Uno de cada cuatro españoles ha tenido, tiene o tendrá un problema de salud mental, según la Confederación Española de Salud Mental. Puede ser usted, el vecino que siempre está de obras, su cantante favorito, un empresario de Huelva, soy yo. Todos somos carne vulnerable que se altera, se irrita y con la que el cerebro juega a su antojo. Es un ser conviviente que a veces no nos lo pone fácil. Es algo que está ahí y conviene vigilar, como los lunares de la espalda.
Ir al psicólogo (psicóloga en mi caso) es un quemador de calorías. Te sientas delante de una desconocida con un vaso de agua, un paquete de pañuelos de papel y todo empieza ligero, como si estuvieras recitando un tema de examen que te sabes de memoria.
Enseguida la cosa se complica. La profesional pregunta, aséptica, en una sala también sin personalidad ni distracciones. A veces con luz natural y un par de plantas. En otras, ni eso. Cuestiona, hurga, te pone un espejo en el que solo se te ven las lorzas, las manchas y las obstrucciones.
La profesional no regaña, no te compadece, se alegra cuando parece que remontas, mantiene una distancia física desde mucho antes que la pandemia nos obligara, te rehace las frases, te cambia los verbos. "¿Te das cuenta de lo que has dicho?". "Tienes que distinguir entre el tener que y el hay que". "¿Por qué en vez de quejarte no haces nada al respecto?".
Cada consulta es un ejercicio de idas y venidas. A cuando eras niña, a eso que una vez se te pasó por alto pero ahora recuerdas que te sentó como un tiro o te supo a gloria. Cada semana, una lorza nueva o una tirita de ésas finas que cierran puntos de sutura. Cada semana son 50,60 euros. "Puedes pagarme en efectivo o por transferencia", te dicen. Cada semana la nariz es un pimiento morrón, el rímel mejor ni nombrarlo. El paseo a casa, catártico. Madrid es una ciudad más bonita cuando acabas de quemar calorías.

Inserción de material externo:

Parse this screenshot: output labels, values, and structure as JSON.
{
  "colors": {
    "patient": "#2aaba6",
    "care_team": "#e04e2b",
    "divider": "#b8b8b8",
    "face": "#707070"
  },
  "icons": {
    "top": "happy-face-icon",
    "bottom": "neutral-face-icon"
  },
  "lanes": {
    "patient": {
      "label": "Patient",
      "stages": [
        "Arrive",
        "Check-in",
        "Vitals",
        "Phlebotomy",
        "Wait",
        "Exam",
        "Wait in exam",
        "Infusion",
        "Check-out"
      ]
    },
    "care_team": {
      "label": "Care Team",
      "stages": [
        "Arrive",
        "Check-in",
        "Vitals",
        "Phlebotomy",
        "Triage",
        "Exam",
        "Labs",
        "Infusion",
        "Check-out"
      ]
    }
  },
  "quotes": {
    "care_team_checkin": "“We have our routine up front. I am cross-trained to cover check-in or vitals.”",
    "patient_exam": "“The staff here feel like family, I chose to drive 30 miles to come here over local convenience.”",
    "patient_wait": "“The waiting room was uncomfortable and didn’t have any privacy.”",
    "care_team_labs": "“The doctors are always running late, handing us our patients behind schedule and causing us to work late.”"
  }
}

El sábado hacía un día espléndido en la capital y los vecinos y los turistas nos echamos a las calles. La Plaza del Dos de Mayo y los alrededores de Malasaña eran una prueba para los misántropos y agorafóbicos. Terrazas repletas, como repletos los balcones de carteles pidiendo auxilio ante semejante turba.
Puestos callejeros, niños despeinados y alborotados que jugaban mientras los padres apuraban el copazo en su hígado. Jóvenes creyéndose Los Javis y también un poco inmortales. Franceses, muchos franceses. Se les distingue por el idioma y porque los bolsos de ellas no son imitaciones.
Y así, paseando sin destino fijo aguantando preadolescencias ajenas, me topé con una fila interminable de gente. Muchachas con piernas flacas y sin rastro de bronceado del verano, maquilladas de más para ser las cinco de la tarde. Ensayando la cara de selfie para aguantar la espera. Muchachos que pasan desapercibidos, curiosos con folleto en la mano. Una cola que daba la vuelta a la manzana para entrar en un local llamado La Llorería.
La Llorería (lo supe después) es un pop up store, o si esto me lo lee mi tía MariCarmen, una tienda que abre sólo unos pocos días. En ésta, en vez de comprarte un fular, unas botas o los enésimos pendientes monos, entras y te desahogas. Y encima no pagas. Porque no hay que avergonzarse de llorar y estar un poquito en la mierda, te dicen. Todo esto, con luces de neón que no tengo muy claro si favorecen pero que quedan de miedo para Instagram. Lloras, sí, pero a tu novio esa iluminación le da un aire a Kylo Ren. No es mal plan para un sábado por la tarde.
Me inquieta mucho la palabra visibilidad. No soy capaz de explicar por qué. Sobre todo si eso implica carteles en neón que afirman: "Yo también tengo ansiedad" o un roll-up (el cartel de toda la vida, tía) que dice: "Ir al psicólogo está de locos". Visibilidad es una palabra larga que a veces cuesta pronunciar de seguido. Visibilidad no es un plan guay de fin de semana que luego convertirás en stories. Porque 24 horas después, los problemas seguirán ahí.
La Llorería es la campaña de publicidad de una empresa y un ejercicio de frivolidad que me cuesta defender en estos tiempos de cursilería, autoayuda precaria y postureo máximo. Como me cuesta entender por qué Madrid se ha convertido en una ciudad en la que echar la tarde haciendo colas para subir a azoteas y entrar en sitios donde tardarás unos siete minutos en posar, poner cara de que exprimes la vida al máximo, quizá gastes algo, y a otra cosa. Será la edad, seré yo. Serán mis lorzas, ésas que llevo tanto tiempo intentando quitarme. Mucho más de lo que dura una tienda que abre y cierra en un fin de semana.